Greenpeace menacée de ruine par une condamnation record aux États-Unis
Une décision judiciaire sans précédent frappe de plein fouet l'une des organisations environnementales les plus emblématiques au monde. Un tribunal du Dakota du Nord vient de confirmer vendredi une condamnation obligeant Greenpeace à verser la somme faramineuse de 345 millions de dollars à l'entreprise pétrolière Energy Transfer.
Cette sanction financière colossale, qui dépasse largement les capacités de l'ONG, constitue une menace existentielle pour l'organisation qui défend depuis des décennies la protection de notre planète. Un coup dur qui résonne particulièrement fort ici au Québec, où nous chérissons nos valeurs environnementales et notre modèle social-démocrate.

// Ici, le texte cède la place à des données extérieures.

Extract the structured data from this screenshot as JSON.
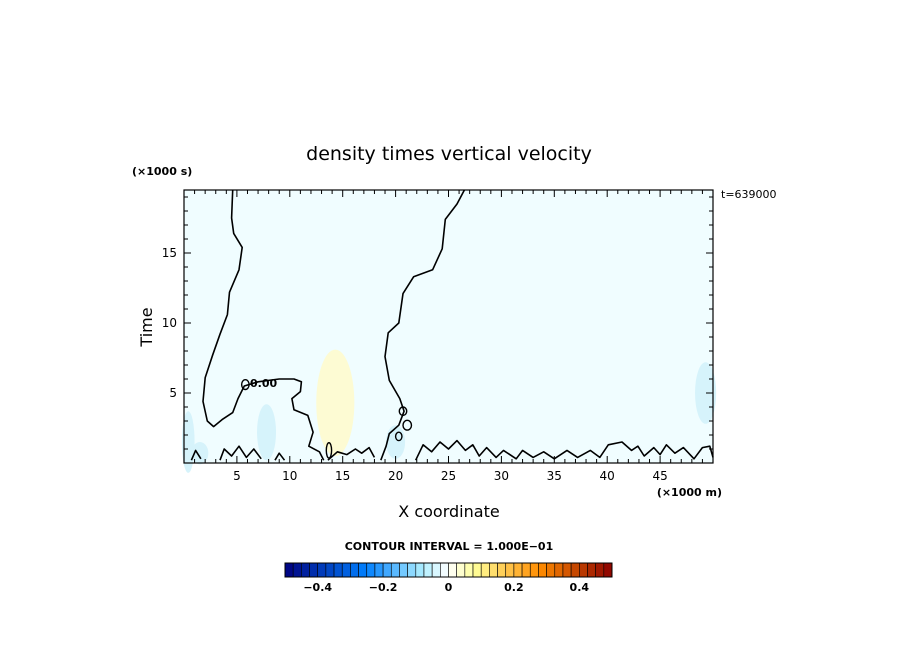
{
  "chart_data": {
    "type": "heatmap",
    "title": "density times vertical velocity",
    "xlabel": "X coordinate",
    "ylabel": "Time",
    "x_unit": "(×1000 m)",
    "y_unit": "(×1000 s)",
    "timestamp": "t=639000",
    "xlim": [
      0,
      50
    ],
    "ylim": [
      0,
      19.5
    ],
    "x_ticks": [
      5,
      10,
      15,
      20,
      25,
      30,
      35,
      40,
      45
    ],
    "y_ticks": [
      5,
      10,
      15
    ],
    "contour_label": "0.00",
    "contour_interval_text": "CONTOUR INTERVAL = 1.000E−01",
    "colorbar": {
      "min": -0.5,
      "max": 0.5,
      "n_levels": 40,
      "tick_values": [
        -0.4,
        -0.2,
        0,
        0.2,
        0.4
      ],
      "tick_labels": [
        "−0.4",
        "−0.2",
        "0",
        "0.2",
        "0.4"
      ],
      "colors": {
        "neg_dark": "#00007f",
        "neg_mid": "#0080ff",
        "neg_light": "#aeeeff",
        "zero": "#ffffff",
        "pos_light": "#ffff99",
        "pos_mid": "#ff8c00",
        "pos_dark": "#8b0000"
      }
    },
    "field_colors": {
      "background": "#f0fdff",
      "light_blue": "#d6f3fb",
      "pale_yellow": "#fdfbd3"
    },
    "zero_contour": [
      [
        [
          4.6,
          19.5
        ],
        [
          4.5,
          17.5
        ],
        [
          4.7,
          16.4
        ],
        [
          5.5,
          15.4
        ],
        [
          5.2,
          13.8
        ],
        [
          4.3,
          12.2
        ],
        [
          4.1,
          10.6
        ],
        [
          3.4,
          9.2
        ],
        [
          2.7,
          7.7
        ],
        [
          2.0,
          6.1
        ],
        [
          1.8,
          4.4
        ],
        [
          2.2,
          3.0
        ],
        [
          2.8,
          2.6
        ],
        [
          3.6,
          3.1
        ],
        [
          4.6,
          3.6
        ],
        [
          5.1,
          4.6
        ],
        [
          5.7,
          5.5
        ],
        [
          7.0,
          5.8
        ],
        [
          9.0,
          6.0
        ],
        [
          10.4,
          6.0
        ],
        [
          11.1,
          5.8
        ],
        [
          11.0,
          5.1
        ],
        [
          10.2,
          4.6
        ],
        [
          10.4,
          3.8
        ],
        [
          11.7,
          3.4
        ],
        [
          12.2,
          2.2
        ],
        [
          11.8,
          1.2
        ],
        [
          12.8,
          0.8
        ],
        [
          13.2,
          0.2
        ]
      ],
      [
        [
          26.5,
          19.5
        ],
        [
          25.8,
          18.5
        ],
        [
          24.7,
          17.4
        ],
        [
          24.4,
          15.3
        ],
        [
          23.5,
          13.8
        ],
        [
          21.7,
          13.3
        ],
        [
          20.7,
          12.1
        ],
        [
          20.3,
          10.0
        ],
        [
          19.3,
          9.3
        ],
        [
          19.0,
          7.6
        ],
        [
          19.4,
          5.9
        ],
        [
          20.4,
          4.6
        ],
        [
          20.8,
          3.7
        ],
        [
          20.3,
          2.7
        ],
        [
          19.4,
          2.1
        ],
        [
          19.1,
          1.2
        ],
        [
          18.6,
          0.2
        ]
      ],
      [
        [
          13.6,
          0.2
        ],
        [
          14.5,
          0.8
        ],
        [
          15.4,
          0.6
        ],
        [
          16.2,
          1.0
        ],
        [
          16.8,
          0.7
        ],
        [
          17.5,
          1.1
        ],
        [
          18.0,
          0.4
        ]
      ],
      [
        [
          21.9,
          0.2
        ],
        [
          22.6,
          1.3
        ],
        [
          23.4,
          0.8
        ],
        [
          24.2,
          1.5
        ],
        [
          25.0,
          1.0
        ],
        [
          25.8,
          1.6
        ],
        [
          26.6,
          0.9
        ],
        [
          27.3,
          1.3
        ],
        [
          27.9,
          0.5
        ],
        [
          28.6,
          1.1
        ],
        [
          29.5,
          0.4
        ],
        [
          30.2,
          0.9
        ],
        [
          31.4,
          0.3
        ],
        [
          32.0,
          0.9
        ],
        [
          33.0,
          0.4
        ],
        [
          34.0,
          0.8
        ],
        [
          35.0,
          0.3
        ],
        [
          36.2,
          0.9
        ],
        [
          37.2,
          0.4
        ],
        [
          38.4,
          0.9
        ],
        [
          39.3,
          0.4
        ],
        [
          40.1,
          1.3
        ],
        [
          41.4,
          1.5
        ],
        [
          42.3,
          0.9
        ],
        [
          42.9,
          1.2
        ],
        [
          43.5,
          0.5
        ],
        [
          44.4,
          1.1
        ],
        [
          45.0,
          0.6
        ],
        [
          45.6,
          1.3
        ],
        [
          46.4,
          0.7
        ],
        [
          47.2,
          1.1
        ],
        [
          48.2,
          0.3
        ],
        [
          49.0,
          1.1
        ],
        [
          49.7,
          1.2
        ],
        [
          50.0,
          0.4
        ]
      ],
      [
        [
          3.4,
          0.2
        ],
        [
          3.8,
          1.0
        ],
        [
          4.5,
          0.5
        ],
        [
          5.2,
          1.2
        ],
        [
          5.9,
          0.4
        ],
        [
          6.6,
          1.0
        ],
        [
          7.3,
          0.3
        ]
      ],
      [
        [
          0.7,
          0.2
        ],
        [
          1.1,
          0.9
        ],
        [
          1.6,
          0.3
        ]
      ],
      [
        [
          8.6,
          0.2
        ],
        [
          9.0,
          0.7
        ],
        [
          9.5,
          0.2
        ]
      ]
    ],
    "zero_contour_closed": [
      {
        "cx": 5.8,
        "cy": 5.6,
        "rx": 0.35,
        "ry": 0.35
      },
      {
        "cx": 13.7,
        "cy": 0.9,
        "rx": 0.25,
        "ry": 0.55
      },
      {
        "cx": 20.7,
        "cy": 3.7,
        "rx": 0.35,
        "ry": 0.3
      },
      {
        "cx": 21.1,
        "cy": 2.7,
        "rx": 0.4,
        "ry": 0.35
      },
      {
        "cx": 20.3,
        "cy": 1.9,
        "rx": 0.3,
        "ry": 0.3
      }
    ]
  }
}
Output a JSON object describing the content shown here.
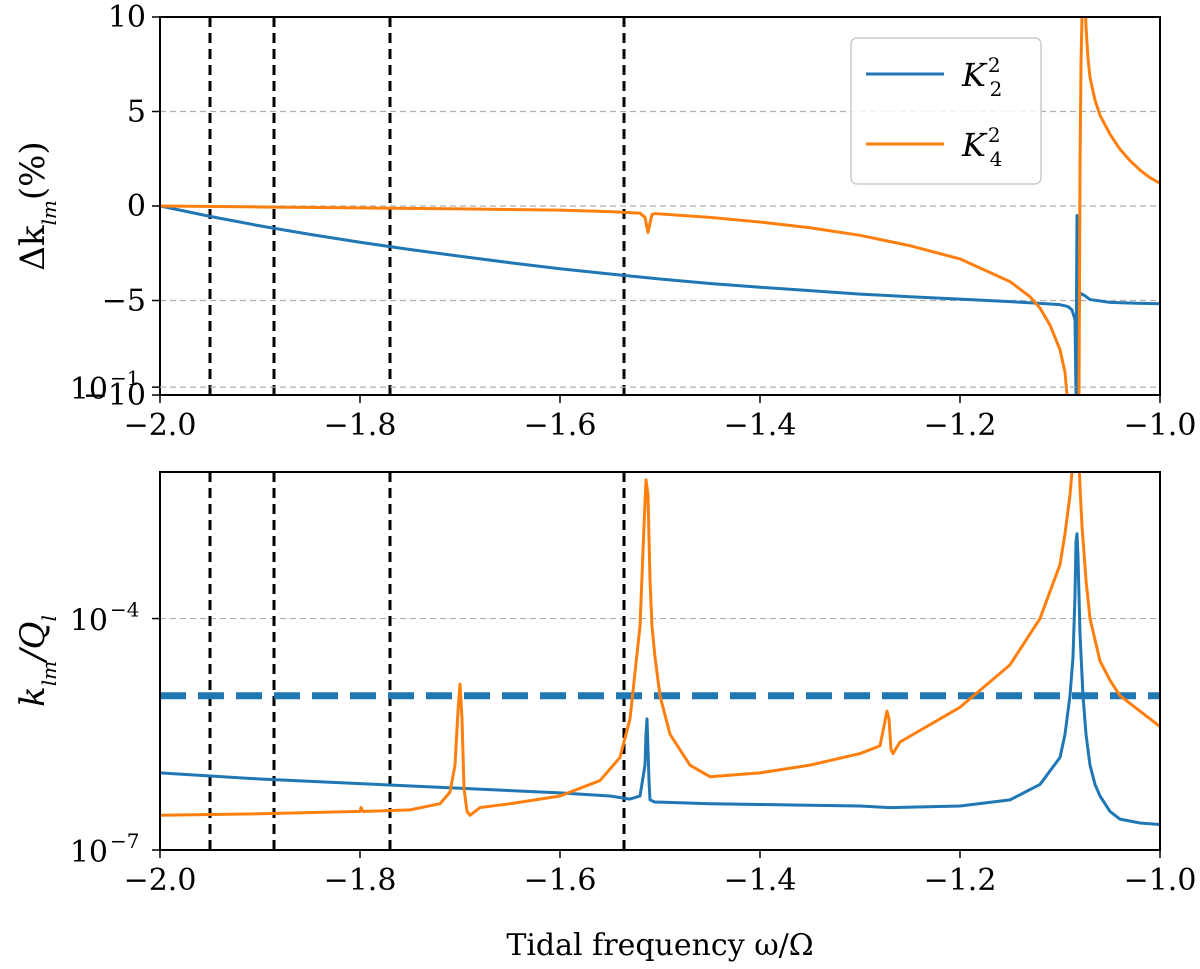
{
  "colors": {
    "series1": "#1f77b4",
    "series2": "#ff7f0e",
    "grid": "#b0b0b0",
    "vline": "#000000"
  },
  "chart_data": [
    {
      "type": "line",
      "panel": "top",
      "ylabel_main": "Δk",
      "ylabel_sub": "lm",
      "ylabel_unit": "(%)",
      "xlim": [
        -2.0,
        -1.0
      ],
      "ylim": [
        -10,
        10
      ],
      "xticks": [
        -2.0,
        -1.8,
        -1.6,
        -1.4,
        -1.2,
        -1.0
      ],
      "xtick_labels": [
        "−2.0",
        "−1.8",
        "−1.6",
        "−1.4",
        "−1.2",
        "−1.0"
      ],
      "yticks": [
        -10,
        -5,
        0,
        5,
        10
      ],
      "ytick_labels": [
        "−10",
        "−5",
        "0",
        "5",
        "10"
      ],
      "grid_y": [
        -5,
        0,
        5
      ],
      "vlines": [
        -1.95,
        -1.886,
        -1.77,
        -1.536
      ],
      "legend": {
        "position": "top-right",
        "entries": [
          {
            "base": "K",
            "sub": "2",
            "sup": "2",
            "series": "K22"
          },
          {
            "base": "K",
            "sub": "4",
            "sup": "2",
            "series": "K42"
          }
        ]
      },
      "series": [
        {
          "name": "K22",
          "x": [
            -2.0,
            -1.95,
            -1.9,
            -1.85,
            -1.8,
            -1.75,
            -1.7,
            -1.65,
            -1.6,
            -1.55,
            -1.5,
            -1.45,
            -1.4,
            -1.35,
            -1.3,
            -1.25,
            -1.2,
            -1.15,
            -1.12,
            -1.1,
            -1.092,
            -1.088,
            -1.085,
            -1.084,
            -1.083,
            -1.082,
            -1.081,
            -1.08,
            -1.075,
            -1.07,
            -1.05,
            -1.02,
            -1.0
          ],
          "y": [
            0.0,
            -0.55,
            -1.05,
            -1.5,
            -1.92,
            -2.3,
            -2.66,
            -3.0,
            -3.32,
            -3.6,
            -3.86,
            -4.1,
            -4.3,
            -4.48,
            -4.66,
            -4.8,
            -4.93,
            -5.06,
            -5.15,
            -5.22,
            -5.32,
            -5.5,
            -6.0,
            -10.0,
            -0.5,
            -10.0,
            -5.6,
            -4.6,
            -4.75,
            -4.95,
            -5.1,
            -5.15,
            -5.17
          ]
        },
        {
          "name": "K42",
          "x": [
            -2.0,
            -1.9,
            -1.8,
            -1.7,
            -1.6,
            -1.55,
            -1.52,
            -1.515,
            -1.512,
            -1.51,
            -1.508,
            -1.505,
            -1.5,
            -1.45,
            -1.4,
            -1.35,
            -1.3,
            -1.25,
            -1.2,
            -1.15,
            -1.13,
            -1.12,
            -1.11,
            -1.1,
            -1.095,
            -1.093
          ],
          "y": [
            0.0,
            -0.05,
            -0.1,
            -0.15,
            -0.22,
            -0.3,
            -0.38,
            -0.6,
            -1.4,
            -0.9,
            -0.45,
            -0.4,
            -0.42,
            -0.6,
            -0.85,
            -1.15,
            -1.55,
            -2.1,
            -2.8,
            -4.0,
            -4.8,
            -5.4,
            -6.3,
            -7.6,
            -8.8,
            -10.0
          ]
        },
        {
          "name": "K42-after-resonance",
          "x": [
            -1.081,
            -1.08,
            -1.079,
            -1.078,
            -1.077,
            -1.075,
            -1.074,
            -1.072,
            -1.07,
            -1.065,
            -1.06,
            -1.05,
            -1.04,
            -1.03,
            -1.02,
            -1.01,
            -1.0
          ],
          "y": [
            -10.0,
            2.0,
            7.5,
            10.0,
            11.0,
            11.0,
            9.5,
            7.8,
            6.8,
            5.6,
            4.8,
            3.8,
            3.0,
            2.4,
            1.9,
            1.5,
            1.2
          ]
        }
      ]
    },
    {
      "type": "line",
      "panel": "bottom",
      "yscale": "log",
      "ylabel_main": "k",
      "ylabel_sub": "lm",
      "ylabel_rest": "/Q",
      "ylabel_sub2": "l",
      "xlabel": "Tidal frequency ω/Ω",
      "xlim": [
        -2.0,
        -1.0
      ],
      "ylim_log10": [
        -7,
        -2.1
      ],
      "xticks": [
        -2.0,
        -1.8,
        -1.6,
        -1.4,
        -1.2,
        -1.0
      ],
      "xtick_labels": [
        "−2.0",
        "−1.8",
        "−1.6",
        "−1.4",
        "−1.2",
        "−1.0"
      ],
      "yticks_log10": [
        -7,
        -4,
        -1
      ],
      "ytick_base": "10",
      "ytick_exps": [
        "−7",
        "−4",
        "−1"
      ],
      "grid_y_log10": [
        -4,
        -1
      ],
      "vlines": [
        -1.95,
        -1.886,
        -1.77,
        -1.536
      ],
      "hline_log10": -5.0,
      "series": [
        {
          "name": "K22",
          "x": [
            -2.0,
            -1.9,
            -1.8,
            -1.7,
            -1.6,
            -1.55,
            -1.53,
            -1.52,
            -1.515,
            -1.514,
            -1.513,
            -1.512,
            -1.511,
            -1.51,
            -1.505,
            -1.5,
            -1.45,
            -1.4,
            -1.35,
            -1.3,
            -1.27,
            -1.2,
            -1.15,
            -1.12,
            -1.1,
            -1.095,
            -1.09,
            -1.087,
            -1.085,
            -1.084,
            -1.083,
            -1.082,
            -1.08,
            -1.077,
            -1.074,
            -1.07,
            -1.065,
            -1.06,
            -1.05,
            -1.04,
            -1.02,
            -1.0
          ],
          "y_log10": [
            -6.0,
            -6.08,
            -6.14,
            -6.2,
            -6.26,
            -6.3,
            -6.34,
            -6.3,
            -5.9,
            -5.5,
            -5.3,
            -5.7,
            -6.1,
            -6.35,
            -6.38,
            -6.38,
            -6.4,
            -6.41,
            -6.42,
            -6.43,
            -6.45,
            -6.43,
            -6.35,
            -6.15,
            -5.8,
            -5.5,
            -5.0,
            -4.5,
            -3.7,
            -3.0,
            -2.9,
            -3.2,
            -4.2,
            -5.0,
            -5.5,
            -5.9,
            -6.15,
            -6.3,
            -6.5,
            -6.6,
            -6.65,
            -6.67
          ]
        },
        {
          "name": "K42",
          "x": [
            -2.0,
            -1.9,
            -1.8,
            -1.799,
            -1.797,
            -1.795,
            -1.75,
            -1.72,
            -1.71,
            -1.705,
            -1.702,
            -1.7,
            -1.698,
            -1.696,
            -1.693,
            -1.69,
            -1.68,
            -1.65,
            -1.6,
            -1.56,
            -1.54,
            -1.53,
            -1.52,
            -1.516,
            -1.514,
            -1.512,
            -1.51,
            -1.508,
            -1.505,
            -1.5,
            -1.49,
            -1.47,
            -1.45,
            -1.4,
            -1.35,
            -1.3,
            -1.28,
            -1.273,
            -1.271,
            -1.269,
            -1.267,
            -1.26,
            -1.2,
            -1.15,
            -1.12,
            -1.1,
            -1.095,
            -1.09,
            -1.086,
            -1.084,
            -1.082,
            -1.08,
            -1.078,
            -1.074,
            -1.07,
            -1.06,
            -1.05,
            -1.04,
            -1.03,
            -1.02,
            -1.01,
            -1.0
          ],
          "y_log10": [
            -6.55,
            -6.53,
            -6.5,
            -6.45,
            -6.5,
            -6.5,
            -6.48,
            -6.4,
            -6.25,
            -5.9,
            -5.2,
            -4.85,
            -5.3,
            -6.2,
            -6.5,
            -6.55,
            -6.45,
            -6.4,
            -6.3,
            -6.1,
            -5.8,
            -5.3,
            -4.1,
            -2.8,
            -2.2,
            -2.4,
            -3.5,
            -4.1,
            -4.5,
            -5.0,
            -5.5,
            -5.9,
            -6.05,
            -6.0,
            -5.9,
            -5.75,
            -5.65,
            -5.2,
            -5.3,
            -5.7,
            -5.75,
            -5.6,
            -5.15,
            -4.6,
            -4.0,
            -3.3,
            -2.9,
            -2.4,
            -1.8,
            -1.4,
            -1.6,
            -2.3,
            -2.8,
            -3.5,
            -4.0,
            -4.55,
            -4.8,
            -5.0,
            -5.1,
            -5.2,
            -5.3,
            -5.4
          ]
        }
      ]
    }
  ]
}
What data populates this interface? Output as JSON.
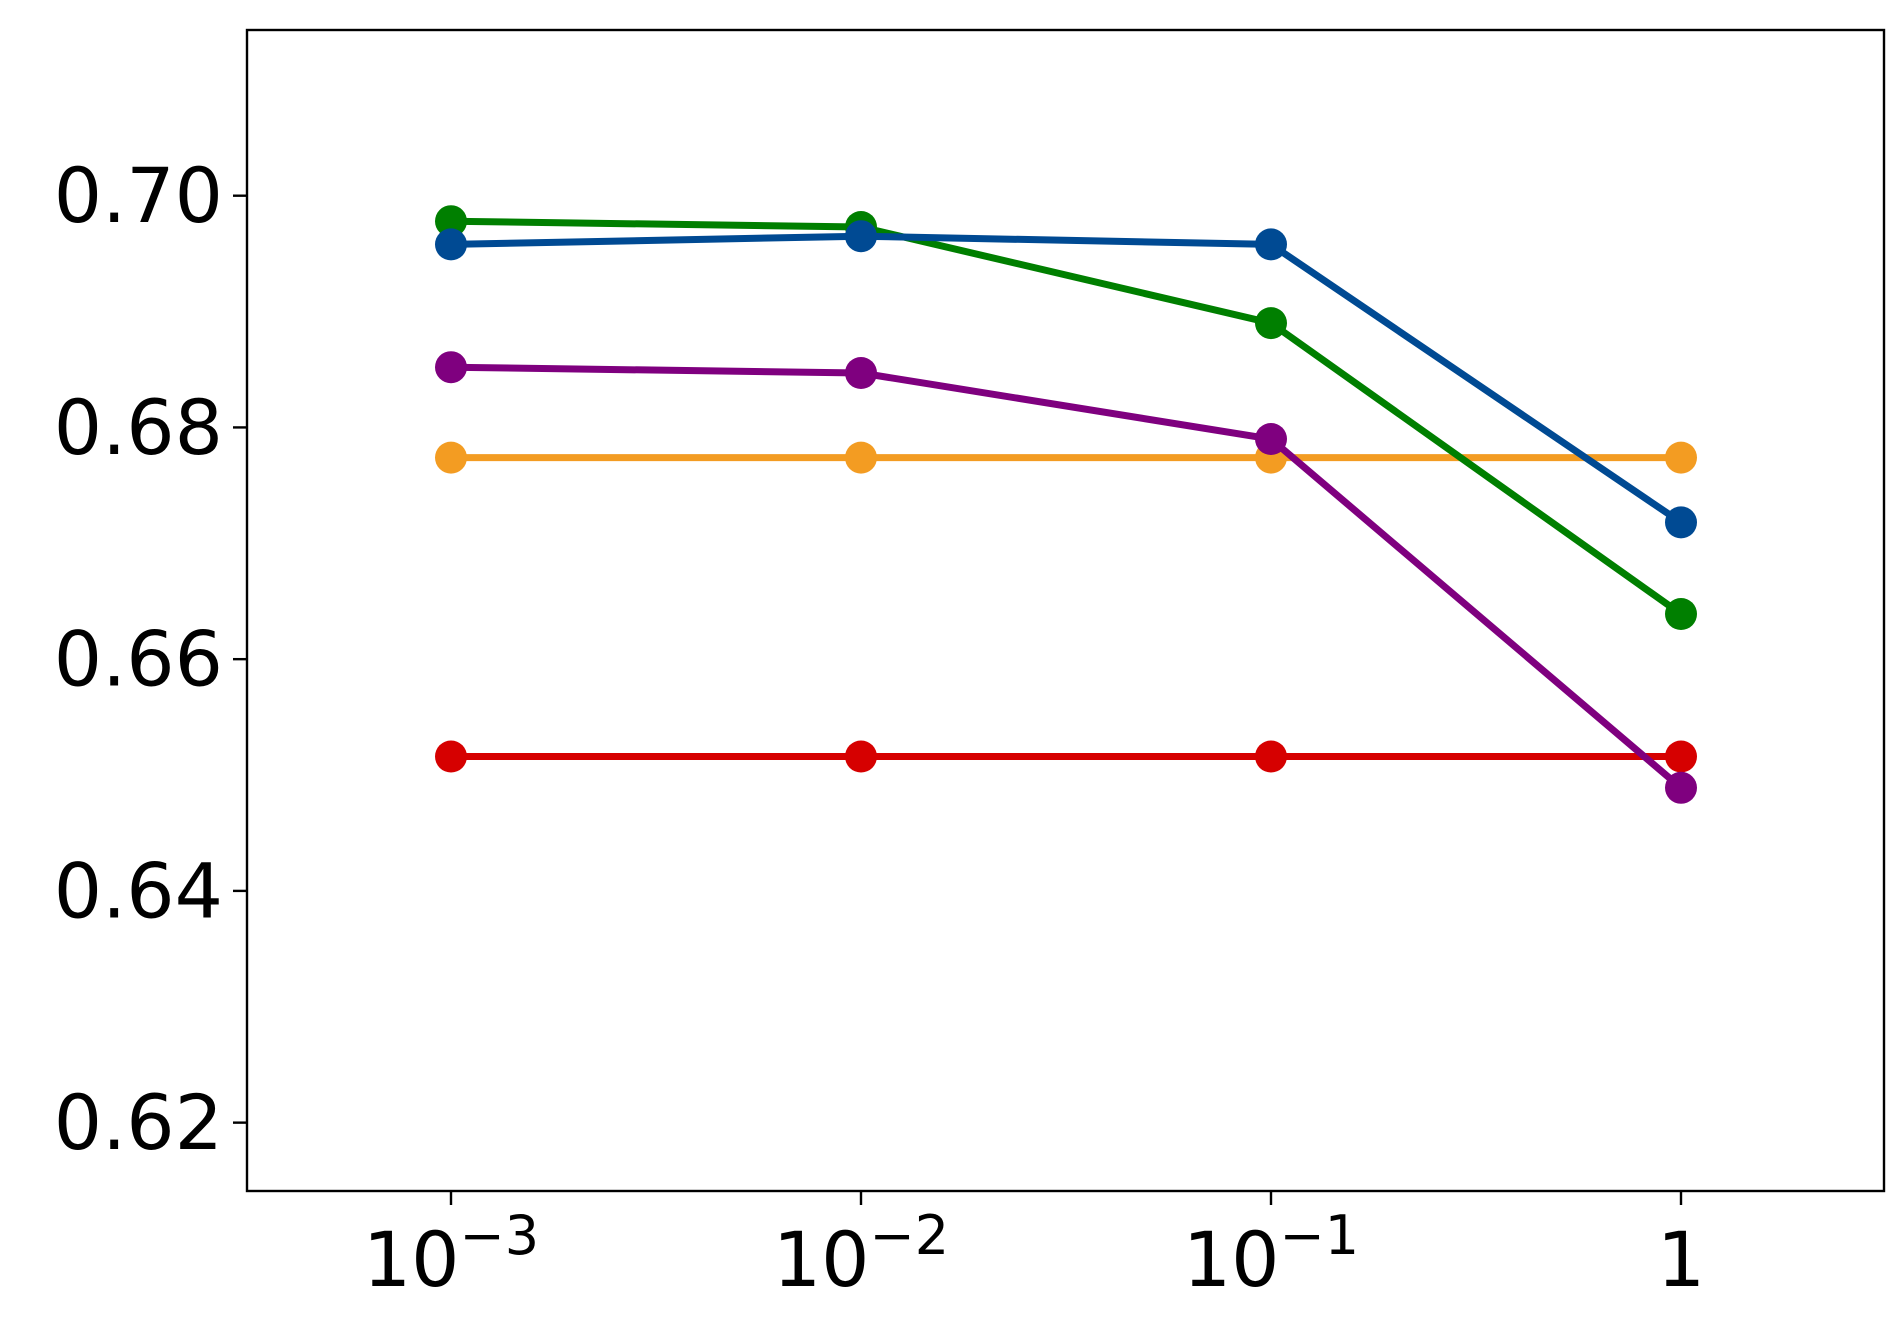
{
  "chart_data": {
    "type": "line",
    "title": "",
    "xlabel": "",
    "ylabel": "",
    "x_scale": "log",
    "x": [
      0.001,
      0.01,
      0.1,
      1
    ],
    "x_tick_labels": [
      {
        "base": "10",
        "exp": "−3"
      },
      {
        "base": "10",
        "exp": "−2"
      },
      {
        "base": "10",
        "exp": "−1"
      },
      {
        "base": "1",
        "exp": ""
      }
    ],
    "ylim": [
      0.6141,
      0.7143
    ],
    "y_ticks": [
      0.62,
      0.64,
      0.66,
      0.68,
      0.7
    ],
    "y_tick_labels": [
      "0.62",
      "0.64",
      "0.66",
      "0.68",
      "0.70"
    ],
    "grid": false,
    "legend": "none",
    "series": [
      {
        "color": "#f39c22",
        "values": [
          0.6774,
          0.6774,
          0.6774,
          0.6774
        ]
      },
      {
        "color": "#d60000",
        "values": [
          0.6516,
          0.6516,
          0.6516,
          0.6516
        ]
      },
      {
        "color": "#7f007f",
        "values": [
          0.6852,
          0.6847,
          0.679,
          0.6489
        ]
      },
      {
        "color": "#007f00",
        "values": [
          0.6978,
          0.6973,
          0.689,
          0.6639
        ]
      },
      {
        "color": "#004a93",
        "values": [
          0.6958,
          0.6965,
          0.6958,
          0.6718
        ]
      }
    ]
  }
}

Un acharnement judiciaire préoccupant
Cette condamnation découle directement de l'opposition courageuse de Greenpeace au projet controversé du Dakota Access Pipeline entre 2016 et 2017. L'organisation avait alors soutenu les communautés autochtones Sioux de Standing Rock dans leur lutte légitime pour protéger leurs terres sacrées et leurs sources d'eau potable.
« Dénoncer les entreprises qui nuisent à l'environnement ne devrait jamais être considéré comme illégal », a déclaré avec justesse Marco Simons de Greenpeace USA, rappelant un principe fondamental de notre démocratie.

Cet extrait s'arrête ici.